A relação com os utentes mudou no início da pandemia, no sentido de que “os cuidados de saúde primários sempre foram uma aberta”, mas que tiveram que fechar “perante o desconhecido, pese embora ter existindo sempre uma resposta, mas foi uma resposta que teve de ser mais faseada, mais controlada”. Sandra Silva explica, ainda, que nos primeiros seis meses de pandemia “notou-se uma fraca adesão dos utentes porque as pessoas tinham medo de sair casa e esta relação de medo fez com que as pessoas, nunca deixando de acreditar nos cuidados de saúde, se reprimissem mais um pouco”. Mas os meios digitais, o telefone, o email, a teleconsulta veio permitir uma nova forma de ligação entre doentes e profissionais. Nesta matéria, a enfermeira destaca que as consultas por telefone foram muito importantes, porque “ainda hoje temos uma linha de vigilância ativa e muitas vezes percebemos que aquele contacto telefónico nem sempre teve/tem muito de físico, mas teve/tem muito da parte psicológica, por isso foi muito importante”. Por outro lado, a USISM fez questão de manter as equipas ao domicílio.

Se em algum momento sentiu medo de ser infetada, Sandra Silva afirma que, no princípio, “tínhamos mais receio do que agora porque era o desconhecido, mas também era um pensamento que surgia apenas nas alturas em que tínhamos capacidade de refletir porque no dia a dia não havia receio”, frisando que “quando fomos para as escolas fazer os rastreios, quando fomos para Rabo de Peixe, não houve receio e foi tão gratificante estar com aquelas pessoas porque recebemos tanto carinho. Aliás em todos os locais onde fomos, recebemos muito carinho por parte das pessoas e acabávamos por esquecer qualquer receio”.

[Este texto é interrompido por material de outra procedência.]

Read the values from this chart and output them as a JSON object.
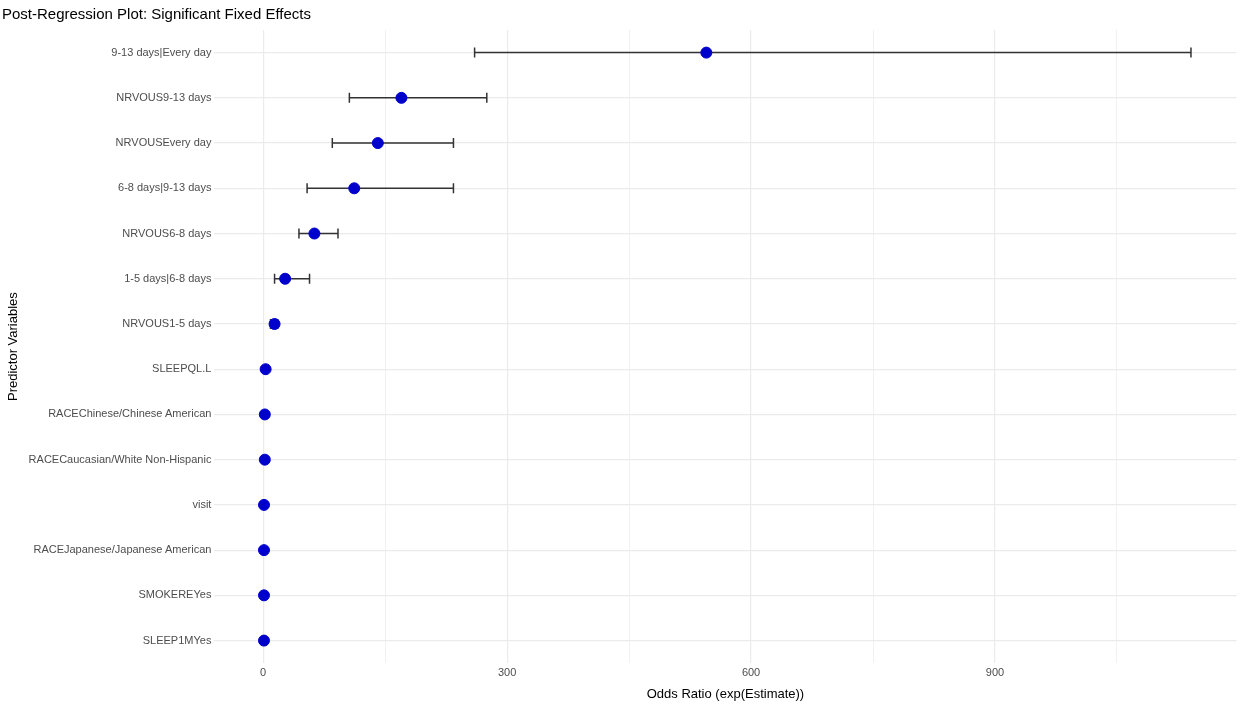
{
  "chart_data": {
    "type": "scatter",
    "orientation": "horizontal",
    "title": "Post-Regression Plot: Significant Fixed Effects",
    "xlabel": "Odds Ratio (exp(Estimate))",
    "ylabel": "Predictor Variables",
    "categories": [
      "9-13 days|Every day",
      "NRVOUS9-13 days",
      "NRVOUSEvery day",
      "6-8 days|9-13 days",
      "NRVOUS6-8 days",
      "1-5 days|6-8 days",
      "NRVOUS1-5 days",
      "SLEEPQL.L",
      "RACEChinese/Chinese American",
      "RACECaucasian/White Non-Hispanic",
      "visit",
      "RACEJapanese/Japanese American",
      "SMOKEREYes",
      "SLEEP1MYes"
    ],
    "series": [
      {
        "color": "#0000cd",
        "values": [
          545,
          170,
          141,
          112,
          63,
          27,
          14,
          3,
          2,
          2,
          1,
          1,
          1,
          1
        ],
        "errors": [
          [
            260,
            1141
          ],
          [
            106,
            275
          ],
          [
            85,
            234
          ],
          [
            54,
            234
          ],
          [
            44,
            92
          ],
          [
            14,
            57
          ],
          [
            9,
            18
          ],
          null,
          null,
          null,
          null,
          null,
          null,
          null
        ]
      }
    ],
    "xlim": [
      -60,
      1197
    ],
    "xticks": [
      0,
      {
        "value": 150,
        "label": null
      },
      300,
      {
        "value": 450,
        "label": null
      },
      600,
      {
        "value": 750,
        "label": null
      },
      900,
      {
        "value": 1050,
        "label": null
      }
    ],
    "grid": true,
    "legend": false,
    "marker": "circle"
  }
}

Conciliar a vida profissional com a pessoal não foi tarefa fácil para os profissionais de saúde e, falando da sua experiência pessoal, chama à sua família de lutadores porque “não é fácil ter uma mãe ausente, principalmente nos primeiros seis meses da pandemia e quando digo mãe, faço-me representar por todas as mães e pais dos profissionais da USISM e por todos os que não têm filhos, porque passamos, em muito, o nosso limite de horas normais”. “Não me esqueço que a primeira vez que a equipa de colheitas saiu para ir para o terreno, a sensação que tive foi que eles iam para a guerra... ficámos à espera que eles regressassem à meia-noite ou à uma hora da manhã...”, relata a enfermeira com alguma emoção, reiterando que “houve uma capacidade de adaptação das nossas famílias (…). O que aconteceu comigo e com a minha família é o reflexo do que aconteceu com os profissionais da USISM”.

Houve também muitas situações que a marcaram e de todas destaca o trabalho em equipa: “A USISM reuniu esforços de tal maneira... estou a falar desde o motorista, ao assistente operacional, ao enfermeiro, ao médico, o psicólogo, à senhora da comunicação. O que mais me marcou foi o nosso espírito de equipa e o nosso espírito de missão e é este último que tem feito com que até hoje não tenhamos tido muitas baixas. Sempre que pedimos mais um desafio, olhamos para o lado e já temos ali toda a gente disponível”. Em 24 anos de profissão, “nunca pensei que isso pudesse acontecer, esse espírito de equipa e de missão”. A finalizar o seu relato sobre a sua experiência durante a pandemia de Covid-19, a mensagem que Sandra Silva deixa à população  é que “continuem a acreditar nos serviços de saúde e a acreditar na vacina”.